Museo d'arte Mendrisio


Founded within the walls of a former monastery in 1982, the Mendrisio Art Museum organises exhibitions dedicated to the great 20th century masters, among those most appreciated both by critics and the general public. After opening with two significant reviews of Paul Klee,the cycle of retrospectives has included reappraisals of painters such as Georges Braque, Alberto Giacometti, Eduardo Chillida, Mark Tobey, Sam Francis, Jean Arp, Julius Bissier, Ben Nicholson, Meret Oppenheim, Fritz Wotruba, Walter Kurt Wiemken and Renato Birolli, with attention always focused on hitherto unexplored aspects and little-known materials used in their work. As a result of these initiatives, the Museum is recognised nationally and internationally and constantly collaborates with major museums in Switzerland and throughout Europe.

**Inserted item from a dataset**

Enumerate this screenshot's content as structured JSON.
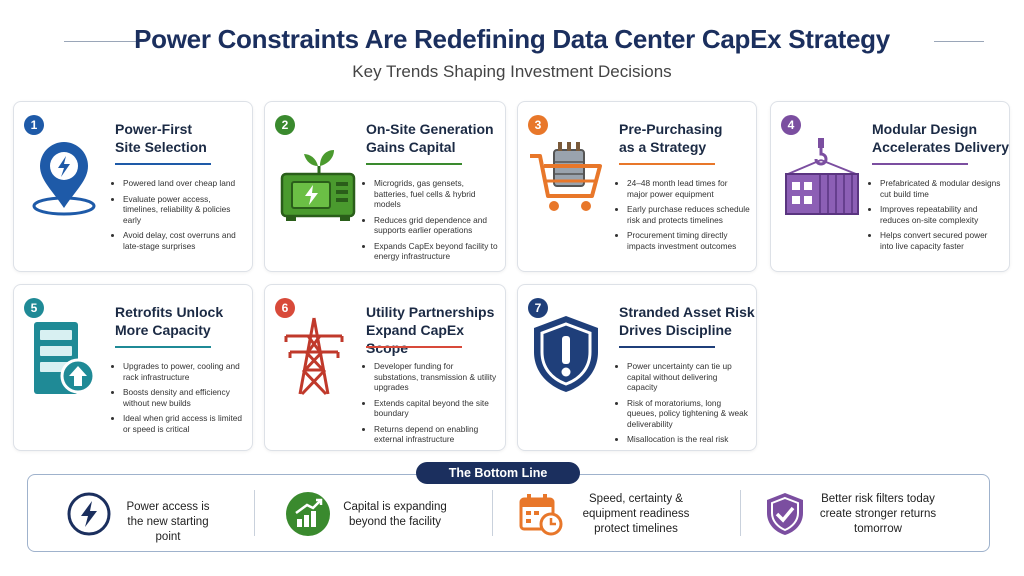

Alternating with these events, exhibitions are held that relate to people and themes connected to the region, which examine aspects of local history and present local artists.
Acting as a reference for the region the Museum regularly organises study exhibitions and produces publications regarding the region's art and history. Additionally, every year the Museum holds special interest events for schools. During these temporary exhibitions the Museum organises animation programmes for nursery and elementary schools, thus offering children the opportunity to visit the Museum and become familiar with art through didactic activities.


Set amidst enchanting countryside, the "Convento dei Serviti" houses the Museum and is included in the list of protected national monuments for its historical and architectural interest. Established in the 13th century at the northern entrance of the historical town of Mendrisio, the whole complex served as an almshouse and hospital. From the 15th century it became part of the Servite (Servants of the Virgin) religious order. Over the centuries the monastery was extended and renovated, developing into a beautiful group of buildings dating from the 13th to the 19th century. These buildings include the Church of San Giovanni, an 18th-century treasure with its well-proportioned and magnificent decoration and the Madonna of Grace Oratory with its precious lunette attributed to Giovanni da Milano (mid-14th century), both structures were built close to the atmospheric 16th - 17th century arched cloister decorated with a Renaissance stone altarpiece.